My story starts in Malaysia; I have Chinese and Malay heritage. Once I secured my law qualifications, I spent my early career performing pro-bono work for migrant workers in the country. The importance of fairness and equality has remained with me since those early days. Those principles have helped shape my approach to tackling complex, large scale and strategic transformation projects at Liberty Global, which I joined way back in 2002.

I was appointed Liberty’s first Chief Diversity, Equity & Inclusion (DE&I) Officer last year and am passionate about raising the profile of DE&I issues and placing our new strategy at the core of the company’s purpose.

We have been active in this area previously but now is the time to co-ordinate our efforts and bring more cohesion to our plans. There is momentum for cultural change, and this is being supported by our senior leadership team as well as being influenced by our grassroots organisation. We acknowledge that our organisation is continuously evolving but we are also taking in to account external factors in our thinking and our approach, such as social justice movements.

We know this work is essential for our business success and that cultural change needs to be embedded in the way we work, in our decision-making, our employee experience and our interactions with customers and suppliers – in fact touching everything we do.

Key tasks and focus
One of my first tasks has been to understand and benchmark the make-up of the company. We are making decisions based on data, to have maximum impact. Next, we have created a cross-functional working group to plan what happens next. Working alongside our CEO, Mike Fries, I co-chair the company’s DE&I Council – a group of 17 leaders who are spearheading this work. We have created collective goals for 2021, which will have meaningful KPIs and our plans will include work on five key pillars including:
• Ability and neurodiversity
• Gender
• LGBTQIA+
• Multigenerational
• Race & ethnicity

We are currently communicating the what, why, how and when to our 28,000-plus employees, to engage them in our DE&I strategy, programmes and approach.

Inspire and lead

For all our employees, our customers and our communities, we want to stand out and inspire as a leader for diversity, equity, and inclusion, specifically equality of opportunity; making a difference and building connections that bring us together. We will continue to do more, to act more, to be straight up in our approach, and to learn and question ourselves to help make our business stronger.

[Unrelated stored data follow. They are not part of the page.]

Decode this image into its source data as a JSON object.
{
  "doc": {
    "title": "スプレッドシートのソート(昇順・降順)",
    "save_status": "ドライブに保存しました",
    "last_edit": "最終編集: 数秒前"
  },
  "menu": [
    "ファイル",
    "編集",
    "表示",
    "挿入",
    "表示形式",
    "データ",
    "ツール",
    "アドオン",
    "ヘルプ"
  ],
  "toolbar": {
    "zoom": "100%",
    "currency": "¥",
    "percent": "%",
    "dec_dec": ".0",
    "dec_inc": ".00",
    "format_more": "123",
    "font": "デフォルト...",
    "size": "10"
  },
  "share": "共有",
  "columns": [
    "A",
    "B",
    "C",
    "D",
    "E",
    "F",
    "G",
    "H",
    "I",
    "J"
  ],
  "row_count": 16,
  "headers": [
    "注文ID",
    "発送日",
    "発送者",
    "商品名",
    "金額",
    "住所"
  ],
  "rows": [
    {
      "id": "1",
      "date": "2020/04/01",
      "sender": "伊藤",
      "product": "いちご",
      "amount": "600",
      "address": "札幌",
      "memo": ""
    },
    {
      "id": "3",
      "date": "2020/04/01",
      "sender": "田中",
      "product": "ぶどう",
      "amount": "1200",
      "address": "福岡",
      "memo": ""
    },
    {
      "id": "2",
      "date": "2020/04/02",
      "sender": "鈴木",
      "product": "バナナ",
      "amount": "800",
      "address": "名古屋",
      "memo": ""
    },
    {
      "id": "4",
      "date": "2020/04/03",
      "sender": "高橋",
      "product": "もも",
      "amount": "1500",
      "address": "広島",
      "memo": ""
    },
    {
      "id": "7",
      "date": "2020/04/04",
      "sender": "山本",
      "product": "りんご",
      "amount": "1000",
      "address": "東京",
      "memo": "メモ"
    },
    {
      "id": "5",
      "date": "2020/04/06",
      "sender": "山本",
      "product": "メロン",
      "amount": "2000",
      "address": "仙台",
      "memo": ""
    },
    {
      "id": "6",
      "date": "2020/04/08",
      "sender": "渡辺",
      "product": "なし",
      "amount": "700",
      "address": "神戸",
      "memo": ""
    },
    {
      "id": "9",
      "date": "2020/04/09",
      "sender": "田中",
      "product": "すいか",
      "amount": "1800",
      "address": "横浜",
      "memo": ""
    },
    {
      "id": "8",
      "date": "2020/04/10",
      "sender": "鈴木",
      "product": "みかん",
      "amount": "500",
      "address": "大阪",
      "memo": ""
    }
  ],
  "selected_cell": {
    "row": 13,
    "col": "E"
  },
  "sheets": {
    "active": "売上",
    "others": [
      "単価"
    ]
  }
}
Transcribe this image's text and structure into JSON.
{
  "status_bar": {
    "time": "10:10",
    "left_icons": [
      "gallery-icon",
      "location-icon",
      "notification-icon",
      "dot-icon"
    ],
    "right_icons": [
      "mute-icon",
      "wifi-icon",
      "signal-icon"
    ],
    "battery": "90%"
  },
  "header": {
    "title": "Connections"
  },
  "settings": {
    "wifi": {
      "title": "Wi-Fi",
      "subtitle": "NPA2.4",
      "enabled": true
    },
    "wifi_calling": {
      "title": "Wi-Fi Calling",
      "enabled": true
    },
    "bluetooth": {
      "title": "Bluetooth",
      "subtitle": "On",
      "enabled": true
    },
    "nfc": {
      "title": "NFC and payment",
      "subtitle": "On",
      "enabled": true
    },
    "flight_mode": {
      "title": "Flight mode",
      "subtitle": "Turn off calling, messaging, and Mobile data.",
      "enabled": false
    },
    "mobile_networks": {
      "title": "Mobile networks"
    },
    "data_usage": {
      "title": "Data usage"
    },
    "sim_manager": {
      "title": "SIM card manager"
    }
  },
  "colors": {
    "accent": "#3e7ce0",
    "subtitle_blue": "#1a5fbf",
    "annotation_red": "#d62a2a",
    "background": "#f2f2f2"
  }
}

Equity goes above and beyond treating people equally. It recognises that everyone has a different starting point and support needs. Equity ensures everyone has access to the same opportunities. It recognizes that advantages and barriers exist and that we don’t all start from the same place. It ensures we have a workplace where everyone is included, respected, appreciated and listened to.

Cultural change
Research from McKinsey found that ethnically or racially diverse companies are 35% more likely to financially outperform their peers. They also determined that gender-diverse companies are 21% more likely to outperform in the same way.

A workplace of colleagues who see the world in different ways creates a culture of creativity, innovation and problem solving, which will benefit our customers, colleagues and the business.

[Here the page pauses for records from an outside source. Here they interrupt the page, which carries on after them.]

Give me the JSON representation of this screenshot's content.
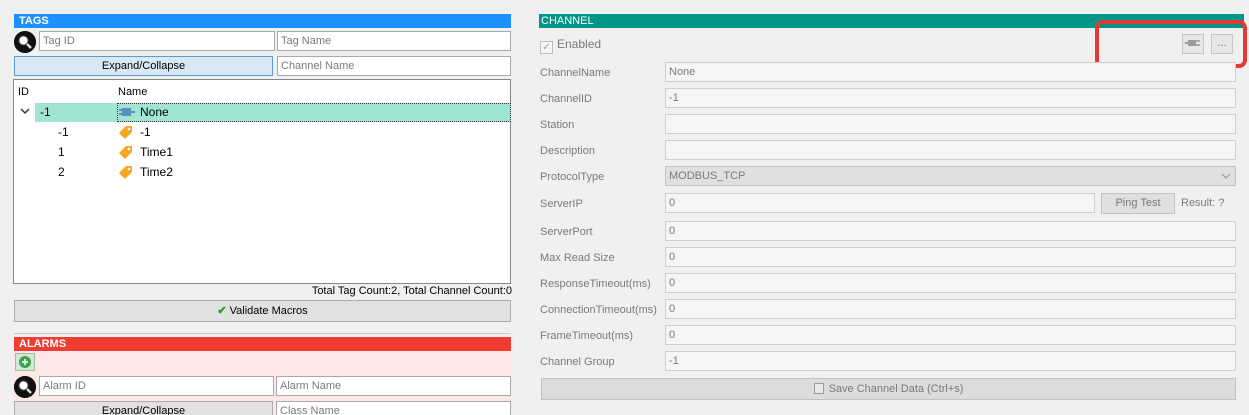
{
  "tags": {
    "header": "TAGS",
    "tag_id_placeholder": "Tag ID",
    "tag_name_placeholder": "Tag Name",
    "expand_label": "Expand/Collapse",
    "channel_name_placeholder": "Channel Name",
    "columns": {
      "id": "ID",
      "name": "Name"
    },
    "rows": [
      {
        "id": "-1",
        "name": "None",
        "icon": "channel-icon",
        "selected": true,
        "expanded": true
      },
      {
        "id": "-1",
        "name": "-1",
        "icon": "tag-icon"
      },
      {
        "id": "1",
        "name": "Time1",
        "icon": "tag-icon"
      },
      {
        "id": "2",
        "name": "Time2",
        "icon": "tag-icon"
      }
    ],
    "count_text": "Total Tag Count:2, Total Channel Count:0",
    "validate_label": "Validate Macros"
  },
  "alarms": {
    "header": "ALARMS",
    "alarm_id_placeholder": "Alarm ID",
    "alarm_name_placeholder": "Alarm Name",
    "expand_label": "Expand/Collapse",
    "class_name_placeholder": "Class Name"
  },
  "channel": {
    "header": "CHANNEL",
    "enabled_label": "Enabled",
    "enabled_checked": true,
    "more_button_label": "...",
    "fields": [
      {
        "label": "ChannelName",
        "value": "None"
      },
      {
        "label": "ChannelID",
        "value": "-1"
      },
      {
        "label": "Station",
        "value": ""
      },
      {
        "label": "Description",
        "value": ""
      },
      {
        "label": "ProtocolType",
        "value": "MODBUS_TCP"
      },
      {
        "label": "ServerIP",
        "value": "0"
      },
      {
        "label": "ServerPort",
        "value": "0"
      },
      {
        "label": "Max Read Size",
        "value": "0"
      },
      {
        "label": "ResponseTimeout(ms)",
        "value": "0"
      },
      {
        "label": "ConnectionTimeout(ms)",
        "value": "0"
      },
      {
        "label": "FrameTimeout(ms)",
        "value": "0"
      },
      {
        "label": "Channel Group",
        "value": "-1"
      }
    ],
    "ping_label": "Ping Test",
    "ping_result": "Result: ?",
    "save_label": "Save Channel Data (Ctrl+s)"
  },
  "colors": {
    "tags_header": "#1e90ff",
    "alarms_header": "#f03c32",
    "channel_header": "#009688",
    "selection": "#a0e5d3",
    "highlight": "#e53935"
  }
}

I want people to play their part in creating a culture where everyone feels welcome, respected and recognized at work, and indeed proud of the type of company they work for.

During the global pandemic, 2020 was for many organisations about being responsive, adapting and understanding the new normal for work. 2021 will continue to be about creating the right environment for behavioural change and improvement, and taking action. It will be a pivotal year. I’m genuinely excited about the promise of what we can achieve.

(Grace is also on the Board of Directors for Women in Cable Telecommunications.)